Netflix’s ’13 Reasons Why’ linked to rise in suicide internet searches, SDSU study finds

SAN DIEGO (KUSI) — Internet searches related to suicide spiked following the airing of the Netflix series "13 Reasons Why," according to a study released Monday by San Diego State University. 

The study, published in JAMA Internal Medicine, found that the searches — some of them disturbing in nature — rose 19 percent between March 31 and April 18.

About one-quarter of the searches were "how to commit suicide," while another 18 percent were "commit suicide" and 9 percent were "how to kill yourself," said SDSU Graduate School of Public Health associate research professor John Ayers. 

Other search terms were benign, like "suicide prevention," up 23 percent, and "suicide hotline," 12 percent. 

"While it’s heartening that the series’ release concurred with increased awareness of suicide and suicide prevention, our results back up the worst fears of the show’s critics — the show may have inspired many to act on their suicidal thoughts by seeking out information on how to commit suicide," Ayers said.

The series depicts the anguish and eventual suicide of a teenage girl as experienced by a friend listening to a series of audio-cassette journal entries she left behind.

The number of suicide-related searches climbed by between 900,000 and 1.5 million after the series was released, the researchers found. 

They collected all search phrases containing the word "suicide," except for those accompanied by the word "squad," as those were most likely for the unrelated movie "Suicide Squad," released around the same time. 
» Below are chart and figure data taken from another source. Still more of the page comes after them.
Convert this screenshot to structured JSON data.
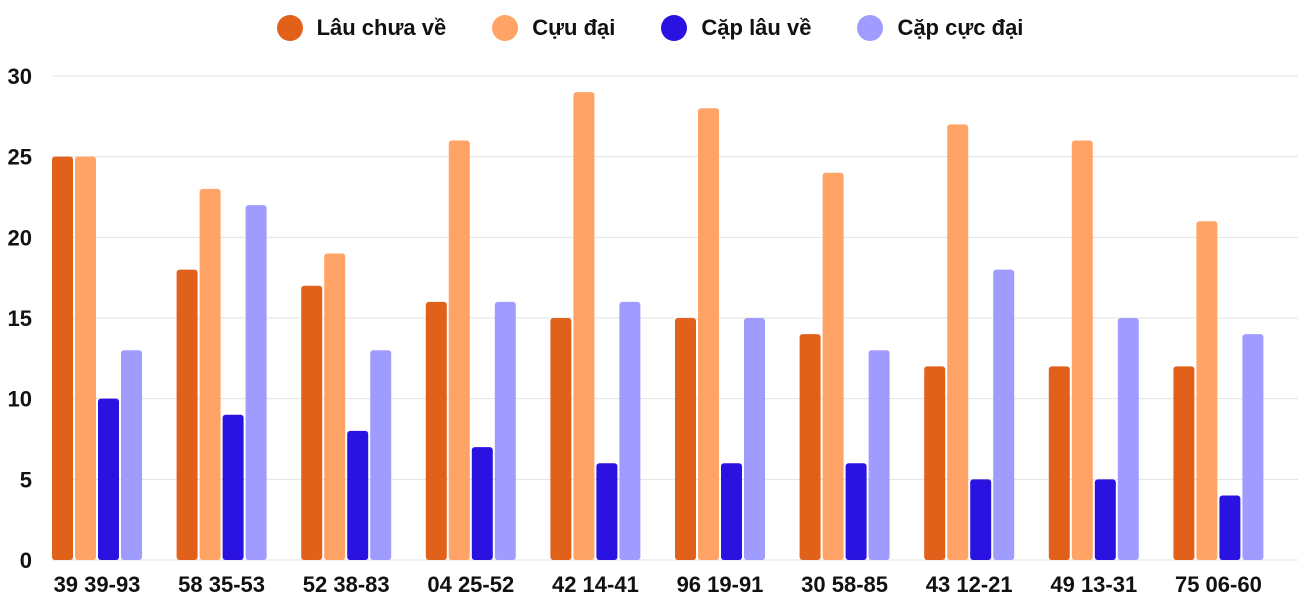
{
  "chart_data": {
    "type": "bar",
    "title": "",
    "xlabel": "",
    "ylabel": "",
    "ylim": [
      0,
      30
    ],
    "yticks": [
      0,
      5,
      10,
      15,
      20,
      25,
      30
    ],
    "grid": true,
    "legend_position": "top-center",
    "categories": [
      "39 39-93",
      "58 35-53",
      "52 38-83",
      "04 25-52",
      "42 14-41",
      "96 19-91",
      "30 58-85",
      "43 12-21",
      "49 13-31",
      "75 06-60"
    ],
    "series": [
      {
        "name": "Lâu chưa về",
        "color": "#e2611a",
        "values": [
          25,
          18,
          17,
          16,
          15,
          15,
          14,
          12,
          12,
          12
        ]
      },
      {
        "name": "Cựu đại",
        "color": "#ffa366",
        "values": [
          25,
          23,
          19,
          26,
          29,
          28,
          24,
          27,
          26,
          21
        ]
      },
      {
        "name": "Cặp lâu về",
        "color": "#2a12e0",
        "values": [
          10,
          9,
          8,
          7,
          6,
          6,
          6,
          5,
          5,
          4
        ]
      },
      {
        "name": "Cặp cực đại",
        "color": "#a09cff",
        "values": [
          13,
          22,
          13,
          16,
          16,
          15,
          13,
          18,
          15,
          14
        ]
      }
    ]
  }
}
The team then compared those phrases’ search frequency over that time frame with a hypothetical scenario in which the "13 Reasons Why" series had never been released, based on forecasts using historical search trends. 

"This strategy allows us to isolate any effect ’13 Reasons Why’ had on how the public engaged with and thought of suicide," said study co-author Benjamin Althouse, a research scientist at the Institute for Disease Modeling in Bellevue, Washington. 

Ayers said it’s not clear whether any of the searches led directly to suicides, but previous research has found that increases in internet searches for suicide methods are correlated with actual suicides.

Scientists at USC and Johns Hopkins University assisted in the research.